From 1881 to 1957, the one constant in the life of the township was the narrow-gauge railway. Originally known as the Port Augusta to Government Gums Railway, then the Great Northern Railway, it was finally named the Central Australia Railway when it reached Alice Springs in August 1929, 51 years after construction had started from the port. The railway had been expected eventually to traverse the continent from south to north, although that ambition was only achieved in 2004, by a separate railway. Locomotives were watered and crews changed and rested at Beltana, and it became a significant station, especially during the surge in traffic during the Second World War when troops and supplies were moved north.

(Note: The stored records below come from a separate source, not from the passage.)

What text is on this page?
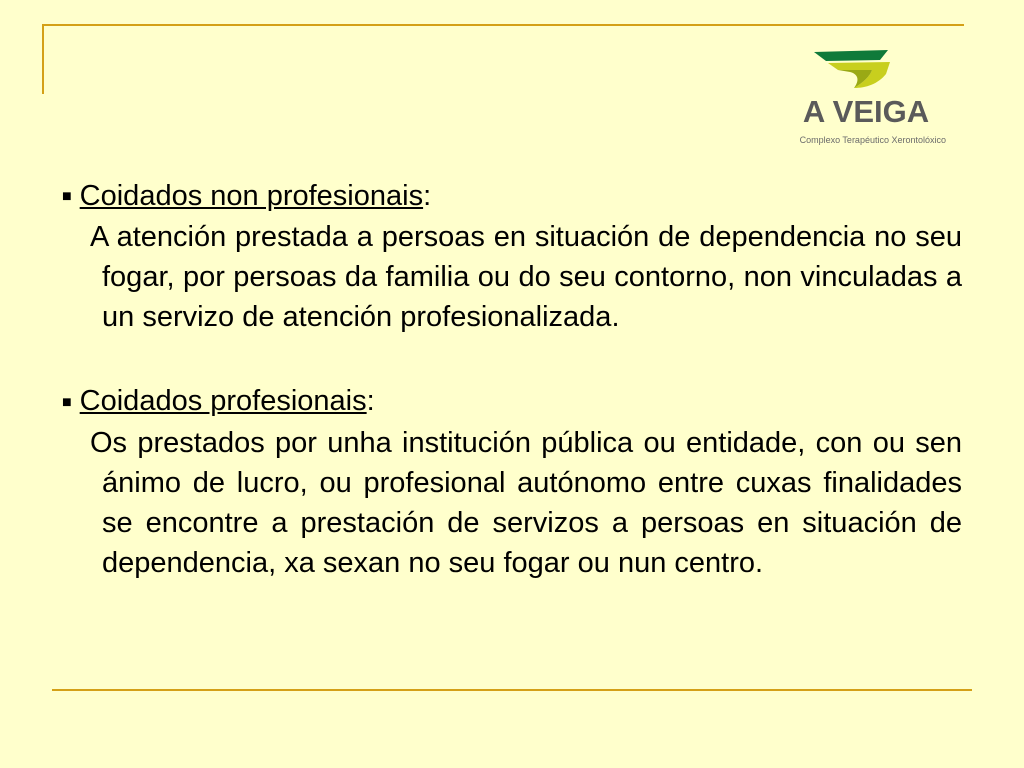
A VEIGA
Complexo Terapéutico Xerontolóxico

■ Coidados non profesionais:

A atención prestada a persoas en situación de dependencia no seu fogar, por persoas da familia ou do seu contorno, non vinculadas a un servizo de atención profesionalizada.

■ Coidados profesionais:

Os prestados por unha institución pública ou entidade, con ou sen ánimo de lucro, ou profesional autónomo entre cuxas finalidades se encontre a prestación de servizos a persoas en situación de dependencia, xa sexan no seu fogar ou nun centro.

With ever-increasing demand for coal boosting traffic on the now decrepit railway to as many as 17 coal trains a week in each direction – and a further 11 when seasonal cattle trains from Marree were operated – the Commonwealth Railways, in 1957, opened a heavy-haul, standard-gauge line from Port Augusta to Marree, north of Beltana. Built to handle coal traffic from the Leigh Creek coalfield and seasonal cattle from Marree, the line bypassed Beltana by several kilometres. All narrow-gauge traffic south of Marree, including The Ghan passenger train, ceased on the narrow gauge. In 1981, the track was lifted and most infrastructure on the line was demolished. However, the main station building and freight shed at Beltana were retained and are in private ownership.